Gerade zur Einschränkung des politischen Islams ist sie zwingend geboten. Denn das Kopftuch ist die Fahne des politischen Islams. Arzu Toker hat dies sehr viel drastischer ausgedrückt: "Jede Kopftuchträgerin ist eine Islamistin." Das Kopftuch sollte nicht aus modischen oder sonstigen Gründen im Staatsdienst verboten werden, sondern als Symbol für ein faschistoides Unterdrückungssystem. Es ist eben keine Modeaccessoire, wie Minirock oder Schminke, sondern eine politische Botschaft. Und es ist auch als politische Botschaft gemeint.
"Zwang führt nicht zu mehr Toleranz, auf keiner Seite."
Da bin ich bei Ihnen. Wir dürfen aber das Kopftuch nicht zu einem x-beliebigen Kleidungsstück degradieren, sondern müssen es in seiner Funktion benennen. Frauen, die es tragen, sollten wissen, was sie da tragen. Wobei wir uns bei anderen verfassungsfeindlichen Symbolen mit dem Zwang leichter tun. Versuchen Sie mal mit einer Hakenkreuzbinde durch Berlin zu laufen. Nur so als Tipp.
"Religiöse Muslima von vorne herein vom Staatsdienst auszuschließen, wenn sie nicht auf das Kopftuch verzichten ohne Rücksicht auf ihre übrigen Kompetenzen ist für mich die Reduktion einer Person auf ihren Glauben bzw. auf ihr Äußeres..."

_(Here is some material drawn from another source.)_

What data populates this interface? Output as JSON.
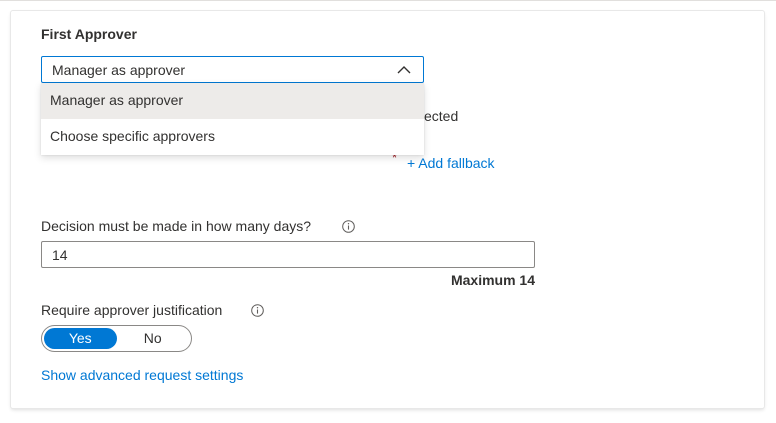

Die Musliminnen selbst reduzieren ihren Glauben auf Äußerlichkeiten. Sie legen sogar so großen Wert auf diese Äußerlichkeiten, dass sie lieber aus dem Staatsdienst ausscheiden, als dieses ideologisch aufgeladene Stück Stoff abzulegen. Das lässt für mich auch tief blicken, was diesen Musliminnen wichtiger ist: Staatsdienst oder der Glaube an den Weltraumgeist.
"... und so lange Diskriminierung, wie nicht über die eigenen ("deutschen, westlichen," in dem Sinne) patriarchalen Dresscodes, Verhaltensmuster, Diskriminierungen kritisch reflektiert wird."
Wie gesagt: Diese "Dresscodes" wurden teilweise von Frauen gegen die Männerherrschaft erkämpft. Andere Büro-Dresscodes sind nicht ideologisch aufgeladen, repräsentieren kein Unterdrückungssystem, weil sich gerade Männer diesen Dresscodes wesentlich restriktiver unterwerfen müssen, als Frauen, die eine gewisse "Bandbreite" in der Wahl ihrer Kleidung haben. Vor etlichen Jahren - ich habe es selbst miterlebt - kam ein Mann - auch als Besucher - ohne schwarzen Anzug nicht in die Verwaltungsgebäude großer amerikanischer Filmverleiher. Frauen konnten dort in unterschiedlichsten Kostümen herumlaufen.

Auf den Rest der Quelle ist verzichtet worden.